Performance Compensation
| Item | Disclosure |
|---|---|
| Performance metrics tied to director pay | None disclosed; director equity is DSUs, not PSU/TSR-based; no director-specific performance metrics reported |
| Clawbacks | Company maintains legally-required and company-specific clawback policies (executive plans; no director-specific clawback disclosed) |
| Hedging/Pledging | Prohibited for directors and officers (anti-hedging and anti-pledging policies) |
Other Directorships & Interlocks
| Category | Disclosure |
|---|---|
| Compensation Committee interlocks | None: no member served as CWEN officer; no CWEN executive serves on another company board/comp committee with reciprocal overlap |
Expertise & Qualifications
- Financial leadership: Former CEO/Chairman and CFO of Merrill Lynch; extensive market, banking, and finance experience.
- Board expertise: Determined to be independent; serves as Compensation Committee Chair; Audit Committee member and qualifies as an “audit committee financial expert.”
- External industry exposure: Governance and compensation committee roles at Arconic; governance roles at Element Solutions and Hut 8 (crypto mining).
Equity Ownership
| Holder | Class A Shares | Class C Shares | Notes |
|---|---|---|---|
| E. Stanley O’Neal | — | 70,502 | Less than 1% of Class C and combined voting power; includes DSUs/DERs as noted |
| DSUs/DERs detail (beneficial ownership footnote) | — | 49,786 DSUs; 10,716 DERs | Payable in Class C upon cessation of Board service |
| Aggregate stock awards held (DSUs+DERs, directors’ table) | — | 59,559 | DSUs and any DERs thereon, as of Dec 31, 2024 |
| Anti-pledging/hedging | — | — | Directors prohibited from hedging or pledging company stock |
| Director ownership guideline | — | — | Required ownership equal to 5x annual cash retainer; restrictions on divestment until guideline met |
Governance Assessment
-
Positives:
- Independence and expertise: Board-determined independence; Audit Committee financial expert status; leadership as Compensation Committee Chair suggests strong governance competence.

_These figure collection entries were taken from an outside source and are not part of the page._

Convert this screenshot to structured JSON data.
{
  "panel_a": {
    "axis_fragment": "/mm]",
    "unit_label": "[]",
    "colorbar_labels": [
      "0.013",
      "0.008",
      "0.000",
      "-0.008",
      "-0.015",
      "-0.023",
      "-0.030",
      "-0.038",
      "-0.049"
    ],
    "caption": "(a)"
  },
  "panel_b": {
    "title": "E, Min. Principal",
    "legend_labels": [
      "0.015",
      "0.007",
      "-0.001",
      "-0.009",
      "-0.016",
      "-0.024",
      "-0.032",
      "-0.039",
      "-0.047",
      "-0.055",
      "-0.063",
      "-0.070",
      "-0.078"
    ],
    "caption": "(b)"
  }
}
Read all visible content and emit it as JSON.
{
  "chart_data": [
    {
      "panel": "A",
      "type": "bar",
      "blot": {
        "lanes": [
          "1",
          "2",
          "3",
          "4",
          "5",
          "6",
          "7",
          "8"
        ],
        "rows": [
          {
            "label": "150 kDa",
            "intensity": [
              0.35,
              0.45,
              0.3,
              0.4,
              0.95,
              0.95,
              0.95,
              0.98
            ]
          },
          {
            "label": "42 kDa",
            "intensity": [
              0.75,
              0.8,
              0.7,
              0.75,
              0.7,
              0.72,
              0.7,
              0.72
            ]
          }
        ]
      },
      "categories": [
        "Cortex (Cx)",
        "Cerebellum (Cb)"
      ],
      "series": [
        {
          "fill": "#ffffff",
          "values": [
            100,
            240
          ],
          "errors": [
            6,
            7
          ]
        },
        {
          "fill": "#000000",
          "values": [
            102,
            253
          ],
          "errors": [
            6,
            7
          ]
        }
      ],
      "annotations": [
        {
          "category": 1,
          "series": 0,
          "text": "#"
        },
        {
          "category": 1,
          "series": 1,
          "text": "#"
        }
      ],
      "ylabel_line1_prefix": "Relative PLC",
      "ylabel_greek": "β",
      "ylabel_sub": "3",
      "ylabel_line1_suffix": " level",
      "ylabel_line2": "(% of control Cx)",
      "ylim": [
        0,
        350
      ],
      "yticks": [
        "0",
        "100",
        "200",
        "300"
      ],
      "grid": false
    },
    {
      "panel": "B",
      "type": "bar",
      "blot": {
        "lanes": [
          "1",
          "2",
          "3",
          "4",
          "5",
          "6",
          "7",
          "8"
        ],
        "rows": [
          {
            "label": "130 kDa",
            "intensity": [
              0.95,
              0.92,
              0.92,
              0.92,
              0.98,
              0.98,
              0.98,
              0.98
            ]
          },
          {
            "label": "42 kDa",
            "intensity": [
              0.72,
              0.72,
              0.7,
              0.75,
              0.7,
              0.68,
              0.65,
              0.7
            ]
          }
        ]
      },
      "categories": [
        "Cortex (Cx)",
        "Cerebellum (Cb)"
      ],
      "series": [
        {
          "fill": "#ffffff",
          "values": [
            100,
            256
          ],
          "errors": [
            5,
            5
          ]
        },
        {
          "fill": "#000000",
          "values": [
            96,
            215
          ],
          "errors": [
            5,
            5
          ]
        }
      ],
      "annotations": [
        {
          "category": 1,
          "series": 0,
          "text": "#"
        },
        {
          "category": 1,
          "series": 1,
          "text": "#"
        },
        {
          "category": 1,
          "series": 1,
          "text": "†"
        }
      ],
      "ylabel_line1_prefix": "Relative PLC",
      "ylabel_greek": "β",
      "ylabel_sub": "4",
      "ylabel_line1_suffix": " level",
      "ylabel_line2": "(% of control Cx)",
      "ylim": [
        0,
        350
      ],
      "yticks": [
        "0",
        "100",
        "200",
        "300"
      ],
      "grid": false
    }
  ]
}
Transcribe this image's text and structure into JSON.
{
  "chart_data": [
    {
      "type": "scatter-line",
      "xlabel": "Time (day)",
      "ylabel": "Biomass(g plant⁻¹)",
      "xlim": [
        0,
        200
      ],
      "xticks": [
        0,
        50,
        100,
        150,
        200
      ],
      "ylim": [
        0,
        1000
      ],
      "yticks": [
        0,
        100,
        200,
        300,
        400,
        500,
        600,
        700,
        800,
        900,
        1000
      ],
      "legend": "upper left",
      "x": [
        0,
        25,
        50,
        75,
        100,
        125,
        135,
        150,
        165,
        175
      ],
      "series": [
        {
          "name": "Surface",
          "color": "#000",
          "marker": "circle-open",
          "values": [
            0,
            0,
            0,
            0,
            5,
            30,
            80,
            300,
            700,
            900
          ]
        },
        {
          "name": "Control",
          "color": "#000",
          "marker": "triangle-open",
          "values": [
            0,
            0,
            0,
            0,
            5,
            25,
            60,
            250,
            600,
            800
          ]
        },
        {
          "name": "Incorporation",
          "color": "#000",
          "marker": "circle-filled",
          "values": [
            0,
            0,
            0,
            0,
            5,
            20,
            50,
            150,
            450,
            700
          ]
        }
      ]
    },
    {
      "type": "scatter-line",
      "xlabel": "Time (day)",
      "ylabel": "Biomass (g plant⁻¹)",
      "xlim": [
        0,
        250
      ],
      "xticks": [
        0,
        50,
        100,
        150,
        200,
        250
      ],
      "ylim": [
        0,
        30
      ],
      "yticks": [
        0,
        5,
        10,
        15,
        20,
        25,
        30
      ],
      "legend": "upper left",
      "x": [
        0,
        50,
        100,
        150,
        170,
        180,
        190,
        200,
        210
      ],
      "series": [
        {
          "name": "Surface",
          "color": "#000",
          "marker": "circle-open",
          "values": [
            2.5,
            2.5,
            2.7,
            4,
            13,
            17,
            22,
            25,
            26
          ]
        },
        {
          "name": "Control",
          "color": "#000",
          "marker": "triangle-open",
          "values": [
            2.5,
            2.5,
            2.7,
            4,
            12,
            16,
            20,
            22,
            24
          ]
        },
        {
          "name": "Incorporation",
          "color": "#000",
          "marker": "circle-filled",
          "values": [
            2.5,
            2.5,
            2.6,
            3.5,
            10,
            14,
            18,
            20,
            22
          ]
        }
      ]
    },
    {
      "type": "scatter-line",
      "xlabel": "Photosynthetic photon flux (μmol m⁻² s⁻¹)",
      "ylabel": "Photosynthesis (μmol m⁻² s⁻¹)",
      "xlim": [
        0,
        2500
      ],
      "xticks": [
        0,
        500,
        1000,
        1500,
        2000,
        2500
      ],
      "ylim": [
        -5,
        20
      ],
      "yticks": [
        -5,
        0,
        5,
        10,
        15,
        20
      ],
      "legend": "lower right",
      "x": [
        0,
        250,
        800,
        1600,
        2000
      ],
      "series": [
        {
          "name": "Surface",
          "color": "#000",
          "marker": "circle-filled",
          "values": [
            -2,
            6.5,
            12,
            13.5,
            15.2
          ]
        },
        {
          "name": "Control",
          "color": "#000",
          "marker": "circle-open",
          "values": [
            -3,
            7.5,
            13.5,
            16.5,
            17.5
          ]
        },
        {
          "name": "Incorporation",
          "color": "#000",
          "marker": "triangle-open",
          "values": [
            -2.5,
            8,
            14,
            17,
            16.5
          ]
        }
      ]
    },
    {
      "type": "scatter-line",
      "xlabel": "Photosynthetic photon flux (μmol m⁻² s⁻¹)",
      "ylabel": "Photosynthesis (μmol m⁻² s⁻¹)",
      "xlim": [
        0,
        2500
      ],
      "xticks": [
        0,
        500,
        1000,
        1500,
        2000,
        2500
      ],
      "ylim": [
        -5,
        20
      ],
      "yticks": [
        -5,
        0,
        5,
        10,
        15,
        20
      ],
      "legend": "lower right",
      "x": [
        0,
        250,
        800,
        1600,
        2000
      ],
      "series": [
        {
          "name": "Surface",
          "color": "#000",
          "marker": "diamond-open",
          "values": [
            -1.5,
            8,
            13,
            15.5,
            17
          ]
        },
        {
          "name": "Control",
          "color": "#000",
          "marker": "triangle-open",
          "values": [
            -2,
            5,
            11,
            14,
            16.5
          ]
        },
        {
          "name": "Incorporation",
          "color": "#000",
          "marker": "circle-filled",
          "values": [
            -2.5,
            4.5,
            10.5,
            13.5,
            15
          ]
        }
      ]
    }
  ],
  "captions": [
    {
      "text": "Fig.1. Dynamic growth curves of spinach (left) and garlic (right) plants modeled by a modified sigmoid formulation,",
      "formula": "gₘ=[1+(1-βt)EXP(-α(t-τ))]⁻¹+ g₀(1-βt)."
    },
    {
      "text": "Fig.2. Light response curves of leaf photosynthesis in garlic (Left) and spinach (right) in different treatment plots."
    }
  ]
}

- Alignment: Elected to receive cash compensation in DSUs; holds meaningful DSUs/DERs; director ownership guideline of 5x cash retainer; anti-hedging/anti-pledging policy enhances alignment.
- Process quality: Compensation Committee engages independent consultant Pay Governance; delivers formal Compensation Committee Report; regular committee meetings.
- Attendance and board rigor: All directors ≥75% attendance; regular executive sessions and annual self-evaluations.
-
Watch items / structural conflicts:
- Sponsor-related transactions: Extensive related-party dealings with Clearway Energy Group (CEG) and TotalEnergies (e.g., master services, land leases, asset management fees, BESS transactions), requiring robust independent oversight; GCN Committee is responsible for related-person reviews/approvals.
- Concentrated voting power: CEG controls ~54.91% combined voting power via Class B/D; independent directors must ensure minority stockholder protections in conflict reviews and strategic decisions.
- No director-specific performance pay: Director compensation is fixed cash/equity/retainer-based without disclosed performance metrics; governance alignment relies on DSU deferrals and ownership guidelines rather than performance-contingent structures.
Overall, O’Neal’s financial acumen and compensation/governance leadership, combined with DSU deferrals, are positive alignment signals; vigilance remains warranted given CWEN’s significant related-party ecosystem and sponsor control structures, making independent committee oversight critical for investor confidence.